Stéphane Lambion, Bleue et je te veux bleue
Livre bleu. Couleur du ciel. Lettre blanches. Une couverture qui sied particulièrement au premier livre d’un jeune auteur, tant le contenu vous éclabousse d’une étrange lumière. Récit, fiction, prose poétique, le recueil oscille, hésite, mais emporte l’adhésion du lecteur.
L’histoire d’un amour inassouvi ou l’histoire du désir d’un amour… « N’est-ce pas en pointillés que l’on aime, ou plutôt que l’on vit l’amour et ses secousses… ? » dit Jean-Michel Maulpoix dans sa préface. Le narrateur s’interroge sur la vie à deux, sur le vide vertigineux en lui qu’elle ne peut combler. Il plonge dans sa mémoire, évoque, relate, constate.
Une petite gitane fantôme, insaisissable, « rieuse et triste » hante le recueil. « Incertaine, insolente, elle avance » et le narrateur balance entre la femme réelle, qui partage sa vie « depuis cinq années » et celle qui marche dans la rue indifférente. Il voudrait « construire un pont de mots » pour que l’amour avance sur du solide, pour que « nous » existe, dure. Il veut croire que « tout irait mieux », mais il a conscience d’un engloutissement, de l’impossibilité d’un pont, même si le poids des mots devrait être gage de durabilité.

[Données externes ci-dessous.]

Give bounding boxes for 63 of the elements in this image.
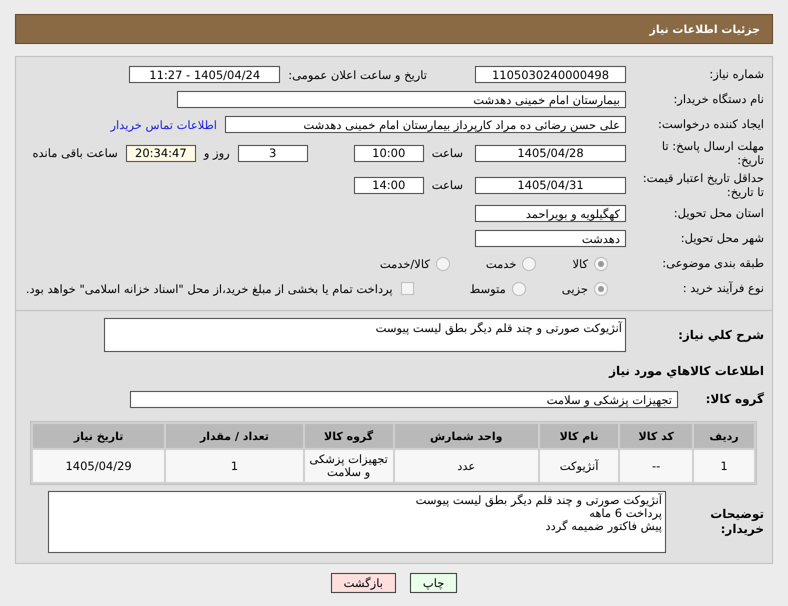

Parfois le désir flamboie dans l’ivresse d’une nuit, mais le matin ramène l’amertume et « laisse un arrière-goût de flamme oubliée ». Alors il reste l’illusion, le fantôme qui erre dans la ville, celle qu’on cherche sur les quais du hasard.
Stéphane Lambion, Bleue et je te veux bleue, L’Échappée Belle Édition, 2019, 94 p, 15 €.
Il avance, il recule, une danse de la mémoire et du langage, qui permet l’évocation, l’analyse, l’immersion dans sa vie, et la projection dans le désir, dans le voyage imaginaire/imaginé, « comme en apesanteur », voyage qui ne débouche sur rien. Où la « petite gitane » s’est-elle évanouie ? Que reste-t-il quand le froid envahit tout ?
Avec ce premier livre, Stéphane Lambion fait montre d’une belle maîtrise dans la construction et l’art d’emmener son lecteur, avec une langue à la fois simple, poétique et émaillée d’images originales, d’une justesse à couper le souffle. « En refermant ce recueil, on en conserve quelque chose comme une rengaine tournant en boucle » dit encore Jean-Michel Maulpoix, comme l’odeur d’une cigarette quand la présence s’est évaporée.
Bleue et je te veux bleue, un livre qui accompagne longtemps, un air d’accordéon dont la mélancolie suinte au détour d’une rue, d’un petit matin… Un bien beau livre.